Copeville Station circa 1880
The unincorporated community of Copeville lies between Lavon and Farmersville on State Hwy 78. Copeville was organized by Kentucky native John Miles Cope. He settled in Collin County in 1848 with his parents and brother on land in the Willis Roberts and Hezekiah Walters Survey. The area was originally known as Black Spot. In 1878, Cope became the town’s first postmaster. By 1885, the community had a church, a bank, a cotton gin, a sawmill, a flour mill, a saloon and a general store that also housed a doctor’s office. Thomas King had platted the original town site in 1877. But in 1886, the community moved one mile northeast to be next to the New Gulf, Colorado, and Santa Fe Railroad tracks. Local merchant James E. Jones, who gave the railroad land for its right-of-way and depot, operated the town’s first general store at the new site. Copeville became the shipping point for area farm products and Bois D’arc timber, which is valued for its density and toughness.

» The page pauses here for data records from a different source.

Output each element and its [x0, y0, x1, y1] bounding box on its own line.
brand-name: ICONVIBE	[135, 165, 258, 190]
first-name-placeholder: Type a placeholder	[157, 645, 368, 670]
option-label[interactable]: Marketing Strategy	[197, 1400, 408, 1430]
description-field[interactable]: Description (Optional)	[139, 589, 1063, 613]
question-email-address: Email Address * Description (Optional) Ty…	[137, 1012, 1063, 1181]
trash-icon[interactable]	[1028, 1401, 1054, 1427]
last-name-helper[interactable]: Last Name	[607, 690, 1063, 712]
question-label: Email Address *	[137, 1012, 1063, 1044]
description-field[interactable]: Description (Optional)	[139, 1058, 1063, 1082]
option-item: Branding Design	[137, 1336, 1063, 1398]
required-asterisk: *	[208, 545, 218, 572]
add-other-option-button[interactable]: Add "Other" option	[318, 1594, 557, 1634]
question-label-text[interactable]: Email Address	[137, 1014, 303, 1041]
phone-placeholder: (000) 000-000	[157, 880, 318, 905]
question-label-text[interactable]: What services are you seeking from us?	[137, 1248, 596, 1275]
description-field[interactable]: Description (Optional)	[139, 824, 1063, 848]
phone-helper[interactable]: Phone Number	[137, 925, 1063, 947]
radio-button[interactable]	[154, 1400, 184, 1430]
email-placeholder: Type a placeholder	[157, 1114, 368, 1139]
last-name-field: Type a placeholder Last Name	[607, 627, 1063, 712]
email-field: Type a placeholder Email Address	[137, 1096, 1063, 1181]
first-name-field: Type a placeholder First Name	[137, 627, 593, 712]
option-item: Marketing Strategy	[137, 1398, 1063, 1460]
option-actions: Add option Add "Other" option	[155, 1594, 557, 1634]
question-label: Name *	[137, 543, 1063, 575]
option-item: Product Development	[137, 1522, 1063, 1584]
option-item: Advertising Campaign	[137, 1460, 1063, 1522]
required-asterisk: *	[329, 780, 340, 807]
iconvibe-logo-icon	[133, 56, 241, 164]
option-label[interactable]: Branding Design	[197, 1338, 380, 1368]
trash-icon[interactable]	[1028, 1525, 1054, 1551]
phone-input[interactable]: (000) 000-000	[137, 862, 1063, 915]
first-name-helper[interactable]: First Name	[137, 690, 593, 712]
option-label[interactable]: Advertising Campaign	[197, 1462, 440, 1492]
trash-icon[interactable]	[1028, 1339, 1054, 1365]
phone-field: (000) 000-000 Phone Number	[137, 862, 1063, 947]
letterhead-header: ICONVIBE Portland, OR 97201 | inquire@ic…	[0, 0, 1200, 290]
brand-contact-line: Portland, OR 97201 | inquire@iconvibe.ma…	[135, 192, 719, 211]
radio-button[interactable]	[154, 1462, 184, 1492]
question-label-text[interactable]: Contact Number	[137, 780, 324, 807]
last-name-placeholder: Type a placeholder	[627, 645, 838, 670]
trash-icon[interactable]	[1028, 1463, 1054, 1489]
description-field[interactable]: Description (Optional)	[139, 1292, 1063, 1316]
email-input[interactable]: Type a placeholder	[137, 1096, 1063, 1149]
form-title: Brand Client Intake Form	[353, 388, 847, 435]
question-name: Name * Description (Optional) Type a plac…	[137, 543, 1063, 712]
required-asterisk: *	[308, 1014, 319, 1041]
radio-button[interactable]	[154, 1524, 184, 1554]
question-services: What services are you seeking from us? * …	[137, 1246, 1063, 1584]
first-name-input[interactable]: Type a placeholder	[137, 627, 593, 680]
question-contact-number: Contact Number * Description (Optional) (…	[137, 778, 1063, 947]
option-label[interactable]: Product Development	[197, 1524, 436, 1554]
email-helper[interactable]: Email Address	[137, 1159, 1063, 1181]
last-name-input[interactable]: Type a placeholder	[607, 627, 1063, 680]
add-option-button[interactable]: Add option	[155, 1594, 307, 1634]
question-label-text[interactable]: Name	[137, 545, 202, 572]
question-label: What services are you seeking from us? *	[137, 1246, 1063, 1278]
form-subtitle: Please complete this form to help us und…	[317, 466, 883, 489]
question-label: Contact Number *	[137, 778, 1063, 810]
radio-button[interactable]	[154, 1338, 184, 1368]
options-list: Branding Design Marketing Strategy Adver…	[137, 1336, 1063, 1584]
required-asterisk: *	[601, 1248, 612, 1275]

The Karo School, located at the original town site, started in 1895. Although the community never incorporated, by the early 20th Century, it had grown to about 300 residents. The Copeville School operated from 1913 into the 1940s. In 1921, Copeville became one of the country’s first towns to have a female postmaster. Her name was Elizabeth Pearce. In the early twentieth century, two local congregations, the First Methodist Church of Copeville and the First Baptist Church of Copeville (organized as the Mount Pleasant Baptist church in 1857) relocated to the town. In that era, the town’s businesses included the Craft Hotel, a drugstore, a pickle factory and several general stores. Just after World War II, Copeville had 150 residents, two churches, five businesses and a school. Copeville is growing today and has its own water supply. It is served by the Community Independent School District and the Nevada and Josephine Fire Districts.